Mina baru saja akan menyentuh logo kirim di perbaharuan status LINE-nya, ketika panggilan masuk menguasai layar. Dengan dahi yang berkerut dalam hingga kedua alisnya nyaris bertukar tempat, Mina menolak panggilan—tak ada urusan pada nomor tak dikenal. Namun belum satu menit ia bertatap muka kembali dengan fitur obrolan tersebut, panggilan masuk menyapa lagi. Barangkali baru pada panggilan masuk ketigalah akhirnya Mina menyambutnya.

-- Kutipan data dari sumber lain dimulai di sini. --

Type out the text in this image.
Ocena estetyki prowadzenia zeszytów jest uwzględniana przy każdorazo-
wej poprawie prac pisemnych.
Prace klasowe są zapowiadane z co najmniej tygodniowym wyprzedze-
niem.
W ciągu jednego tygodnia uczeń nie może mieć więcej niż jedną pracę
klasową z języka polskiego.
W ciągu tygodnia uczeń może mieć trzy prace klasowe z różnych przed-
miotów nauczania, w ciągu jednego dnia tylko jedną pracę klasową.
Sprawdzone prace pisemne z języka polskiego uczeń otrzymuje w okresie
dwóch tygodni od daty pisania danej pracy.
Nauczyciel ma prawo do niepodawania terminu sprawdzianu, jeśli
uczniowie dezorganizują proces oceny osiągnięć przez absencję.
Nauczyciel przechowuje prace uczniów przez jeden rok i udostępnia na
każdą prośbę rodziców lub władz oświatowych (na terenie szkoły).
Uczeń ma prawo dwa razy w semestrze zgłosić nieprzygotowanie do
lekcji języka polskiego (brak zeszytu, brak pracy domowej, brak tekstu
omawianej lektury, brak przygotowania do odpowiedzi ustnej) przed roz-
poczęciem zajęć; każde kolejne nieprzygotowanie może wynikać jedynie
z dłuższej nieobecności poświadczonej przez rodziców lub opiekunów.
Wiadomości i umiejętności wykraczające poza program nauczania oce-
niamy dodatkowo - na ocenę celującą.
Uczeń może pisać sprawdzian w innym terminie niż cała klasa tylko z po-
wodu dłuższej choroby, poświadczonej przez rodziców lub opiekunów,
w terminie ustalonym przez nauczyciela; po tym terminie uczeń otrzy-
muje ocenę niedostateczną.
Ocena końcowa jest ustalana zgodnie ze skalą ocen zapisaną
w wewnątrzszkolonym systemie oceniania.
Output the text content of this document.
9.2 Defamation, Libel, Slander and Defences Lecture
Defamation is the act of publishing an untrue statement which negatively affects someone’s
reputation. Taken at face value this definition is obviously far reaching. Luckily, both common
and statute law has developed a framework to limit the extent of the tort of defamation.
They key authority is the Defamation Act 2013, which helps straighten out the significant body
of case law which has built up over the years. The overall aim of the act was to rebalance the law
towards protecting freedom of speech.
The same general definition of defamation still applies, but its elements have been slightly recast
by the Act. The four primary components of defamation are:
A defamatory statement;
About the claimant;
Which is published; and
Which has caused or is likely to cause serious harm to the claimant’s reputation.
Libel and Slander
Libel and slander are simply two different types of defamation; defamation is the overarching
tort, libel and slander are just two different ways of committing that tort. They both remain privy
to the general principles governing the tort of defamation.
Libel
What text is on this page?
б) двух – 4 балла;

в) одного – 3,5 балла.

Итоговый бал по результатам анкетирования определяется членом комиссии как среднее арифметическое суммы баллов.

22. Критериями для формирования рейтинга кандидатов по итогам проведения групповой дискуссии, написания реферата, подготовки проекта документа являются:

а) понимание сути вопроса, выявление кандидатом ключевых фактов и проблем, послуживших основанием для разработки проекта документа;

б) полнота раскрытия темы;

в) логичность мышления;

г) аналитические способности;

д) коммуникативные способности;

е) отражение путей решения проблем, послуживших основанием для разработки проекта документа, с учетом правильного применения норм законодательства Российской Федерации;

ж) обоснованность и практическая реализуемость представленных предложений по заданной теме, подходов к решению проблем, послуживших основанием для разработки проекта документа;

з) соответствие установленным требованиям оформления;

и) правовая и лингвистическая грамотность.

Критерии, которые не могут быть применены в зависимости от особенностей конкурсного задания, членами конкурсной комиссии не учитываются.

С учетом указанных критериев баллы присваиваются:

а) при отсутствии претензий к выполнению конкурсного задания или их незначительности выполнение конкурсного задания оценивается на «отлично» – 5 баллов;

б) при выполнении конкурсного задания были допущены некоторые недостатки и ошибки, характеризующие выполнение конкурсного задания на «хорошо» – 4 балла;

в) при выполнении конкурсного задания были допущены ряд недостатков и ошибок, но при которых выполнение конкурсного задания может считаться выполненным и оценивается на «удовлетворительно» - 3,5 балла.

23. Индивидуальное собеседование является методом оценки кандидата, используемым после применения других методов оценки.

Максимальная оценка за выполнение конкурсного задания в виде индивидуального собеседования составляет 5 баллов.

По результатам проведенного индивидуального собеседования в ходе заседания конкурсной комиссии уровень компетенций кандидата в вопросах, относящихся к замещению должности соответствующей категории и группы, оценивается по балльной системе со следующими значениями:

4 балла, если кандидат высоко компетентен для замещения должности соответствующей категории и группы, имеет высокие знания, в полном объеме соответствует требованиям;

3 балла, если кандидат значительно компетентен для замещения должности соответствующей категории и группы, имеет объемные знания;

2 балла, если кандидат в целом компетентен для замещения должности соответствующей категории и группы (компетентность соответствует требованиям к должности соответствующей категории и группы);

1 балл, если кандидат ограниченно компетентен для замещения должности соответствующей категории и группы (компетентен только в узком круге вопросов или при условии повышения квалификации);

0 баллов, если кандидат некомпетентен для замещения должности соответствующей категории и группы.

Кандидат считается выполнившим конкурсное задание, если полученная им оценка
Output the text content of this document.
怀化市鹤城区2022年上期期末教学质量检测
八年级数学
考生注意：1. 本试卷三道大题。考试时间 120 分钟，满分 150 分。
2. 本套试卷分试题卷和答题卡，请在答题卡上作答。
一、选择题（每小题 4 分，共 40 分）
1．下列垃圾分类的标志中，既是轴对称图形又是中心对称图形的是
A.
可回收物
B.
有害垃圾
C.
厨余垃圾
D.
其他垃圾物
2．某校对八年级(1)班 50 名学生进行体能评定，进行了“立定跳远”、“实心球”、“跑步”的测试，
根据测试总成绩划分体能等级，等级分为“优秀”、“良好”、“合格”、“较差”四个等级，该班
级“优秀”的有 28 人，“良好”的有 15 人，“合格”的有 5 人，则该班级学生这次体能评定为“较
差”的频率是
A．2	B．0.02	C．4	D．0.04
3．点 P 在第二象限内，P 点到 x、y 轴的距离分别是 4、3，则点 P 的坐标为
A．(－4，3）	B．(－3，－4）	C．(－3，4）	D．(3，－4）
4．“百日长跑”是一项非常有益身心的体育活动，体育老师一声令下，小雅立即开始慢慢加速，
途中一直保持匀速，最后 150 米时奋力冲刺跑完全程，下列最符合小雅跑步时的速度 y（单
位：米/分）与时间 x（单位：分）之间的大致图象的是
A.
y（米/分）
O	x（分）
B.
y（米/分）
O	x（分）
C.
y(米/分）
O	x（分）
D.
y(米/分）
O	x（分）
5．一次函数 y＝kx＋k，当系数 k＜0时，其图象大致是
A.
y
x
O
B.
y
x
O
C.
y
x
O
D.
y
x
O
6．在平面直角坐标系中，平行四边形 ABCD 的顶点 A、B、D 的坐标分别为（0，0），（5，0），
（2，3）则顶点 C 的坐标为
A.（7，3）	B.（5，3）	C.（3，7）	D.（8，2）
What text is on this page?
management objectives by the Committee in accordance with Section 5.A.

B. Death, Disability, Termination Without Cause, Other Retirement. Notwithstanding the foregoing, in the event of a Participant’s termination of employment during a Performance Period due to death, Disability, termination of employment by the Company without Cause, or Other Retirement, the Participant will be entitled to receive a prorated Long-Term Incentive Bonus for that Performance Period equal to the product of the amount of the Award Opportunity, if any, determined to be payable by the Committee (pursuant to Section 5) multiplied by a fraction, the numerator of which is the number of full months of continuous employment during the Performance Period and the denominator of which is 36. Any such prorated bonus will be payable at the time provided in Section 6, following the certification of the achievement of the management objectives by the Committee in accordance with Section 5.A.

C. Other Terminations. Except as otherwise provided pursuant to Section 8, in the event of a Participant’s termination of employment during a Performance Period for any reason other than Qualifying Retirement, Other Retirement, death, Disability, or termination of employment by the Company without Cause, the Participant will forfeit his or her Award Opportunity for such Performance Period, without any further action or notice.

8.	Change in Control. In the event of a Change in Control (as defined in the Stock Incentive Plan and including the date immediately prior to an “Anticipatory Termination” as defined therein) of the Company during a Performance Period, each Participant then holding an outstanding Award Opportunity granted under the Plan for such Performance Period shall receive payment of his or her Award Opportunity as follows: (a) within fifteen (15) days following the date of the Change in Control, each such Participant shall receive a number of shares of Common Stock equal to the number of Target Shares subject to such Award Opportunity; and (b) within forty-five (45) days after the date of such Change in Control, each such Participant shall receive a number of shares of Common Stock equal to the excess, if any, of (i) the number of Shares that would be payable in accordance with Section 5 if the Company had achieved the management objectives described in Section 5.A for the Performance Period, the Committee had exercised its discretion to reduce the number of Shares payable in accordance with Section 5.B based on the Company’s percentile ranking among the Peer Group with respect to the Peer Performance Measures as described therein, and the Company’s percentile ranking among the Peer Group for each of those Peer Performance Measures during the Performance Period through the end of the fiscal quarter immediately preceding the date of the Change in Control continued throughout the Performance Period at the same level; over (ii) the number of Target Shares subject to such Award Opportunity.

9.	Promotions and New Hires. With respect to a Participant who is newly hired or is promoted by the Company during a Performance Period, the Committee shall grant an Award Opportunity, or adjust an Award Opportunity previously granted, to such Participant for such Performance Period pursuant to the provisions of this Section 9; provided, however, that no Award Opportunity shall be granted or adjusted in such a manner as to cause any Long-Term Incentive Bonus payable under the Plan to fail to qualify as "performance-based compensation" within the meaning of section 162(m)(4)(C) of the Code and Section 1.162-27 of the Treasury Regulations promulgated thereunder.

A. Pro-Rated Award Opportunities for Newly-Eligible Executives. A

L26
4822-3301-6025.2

“Kenapa tadi dimatikan, sih?” seru suara dari seberang.

“Maaf?”

“Ini Sungjoon!” pemuda itu nyaris mendesis memekakkan telinga. Kesal sekali rupanya. Mina menaikkan sebelah alis, baru ingat belum menyimpan nomor Sungjoon di ponselnya. “Kalau aku sedang sekarat dan butuh bantuanmu, aku pasti sudah mati!”

“Maaf.”

“Dimaafkan. Sekarang aku perlu pertolonganmu.” Terdengar bunyi keresak seakan Sungjoon berpijak pada tumpukan dedaunan dan ranting. “Sekarang aku sedang berada di—ugh, nyamuk sialan!—di gerbang belakang. Tahu, kan? Gerbang belakang sekolah yang lama, pintasan ke gang yang ada tempat fotokopinya? Kedai ramyun? Pangsit? Tahu, tidak?”

“Tahu.”

“Bilang dari tadi dong, kalau tahu! Aku kan, tidak perlu panjang lebar!” Sungjoon menghela napas kesal.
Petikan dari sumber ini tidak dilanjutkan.